En 2008, y tras azarosos vaivenes, cayeron importantes entidades bancarias en Estados Unidos; al mismo tiempo, sucumbieron potentes compañías aseguradoras. Todo instituciones de carácter privado. A la par y como consecuencia de lo anterior, conocieron problemas bancos centrales y, como colofón, se sacudieron los cimientos de varios gobiernos pretendidamente estables. Estos Ejecutivos tuvieron que salir al rescate de aquellos grupos privados, que se habían movido por la codicia, la especulación y una gestión aventurada e imprudente (con la utilización de herramientas sofisticadas en el campo de la economía financiera). Veamos la dirección del fenómeno: el tema estalla en el sector privado, provoca un enorme socavón en el sistema financiero y todo acaba arrastrando al sector público. La paradoja: éste, el sector público, deviene el responsable de todo. Los hechos estilizados: la codicia, como decía, la mala gestión, la perversión de los procesos, hunde bancos que son rescatados por el contribuyente a partir de generosas inyecciones de dinero público.
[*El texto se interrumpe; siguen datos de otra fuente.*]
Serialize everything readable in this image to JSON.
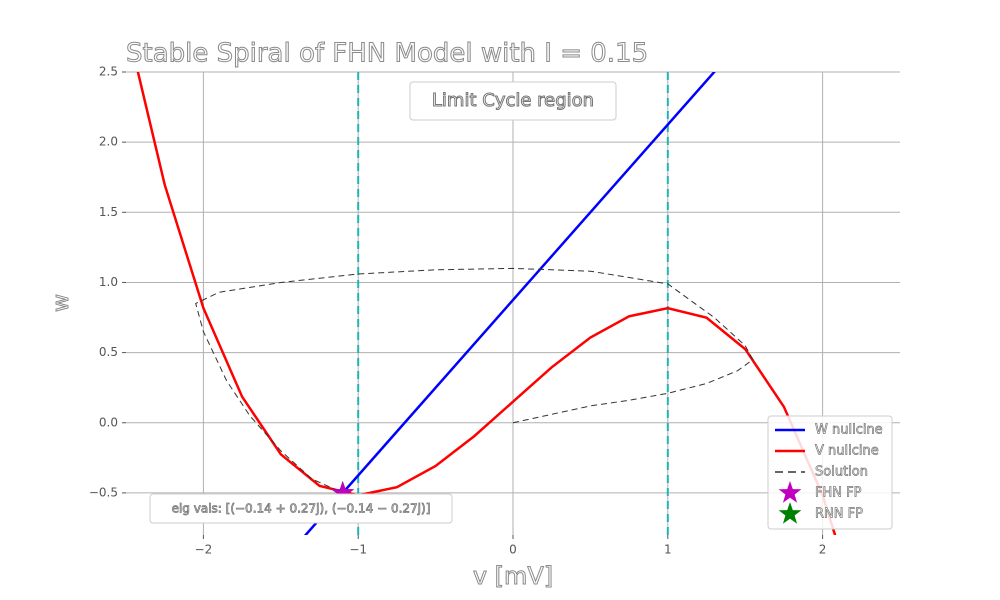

Pero el enfado se traslada hacia la administración y sus gestores, mientras las caídas de ingresos, a causa del estallido de la crisis, laminan las posibilidades de actuación de los gobiernos, mucho más que sus políticas de gasto. La exigencia es drástica hacia esas economías públicas: deben recortar, tras haber contribuido a la salvaguarda de buena parte del sistema financiero que, ahora más repuesto, no abre el grifo del crédito.
Volvemos, en 2016, a las andadas. La austeridad impone nuevos ajustes, y el ministro De Guindos ya ha dicho a es suficiente con un año para reajustar las cuentas públicas. Lo que quiere decir es que otro paquete de recortes sociales se avecina. Los mercados y, sobre todo, la ortodoxia alemana, están planteando retoques estrictos en las políticas públicas españolas, con un claro escenario: la rebaja de las prestaciones sociales, en particular en sanidad y en educación. Se nos insiste que estamos viviendo por encima de nuestras posibilidades, y que no es asumible mantener la asignación presupuestaria en gasto social. Para el conservadurismo ideológico, la terminología es nítida: nos habíamos instalado en la ensoñación de una “fiesta” de la que debemos apearnos enseguida. Nuestra competitividad, se nos dice, depende de que aportemos menos servicios públicos a nuestros ciudadanos. La ecuación es ininteligible. Resulta difícil entender que para congraciarnos con los mercados –y con la cancillería germánica– debamos infra-dotar prestaciones sociales que, en el caso de España, tienen trayectorias todavía muy cortas. Mucha munición ideológica, que no se aviene con datos objetivos.
Ante esta situación y frente a las nuevas elecciones, hay aquí preguntas clave que deben formularse a todos los partidos: ¿qué piensan hacer con el tema del déficit, y cómo van a atajarlo? ¿Con más recortes sociales, disfrazados de medidas racionalizadoras? ¿Con una política de más ingresos? Estas cuestiones y sus respectivas respuestas son mimbres que van a condicionar la política económica de los próximos cuatro años. Al margen de las retóricas vacías de contenido (y que volveremos a escuchar, lamentablemente), los líderes han de concretar mucho más sus políticas públicas. Y dejarse de discursos mediáticos.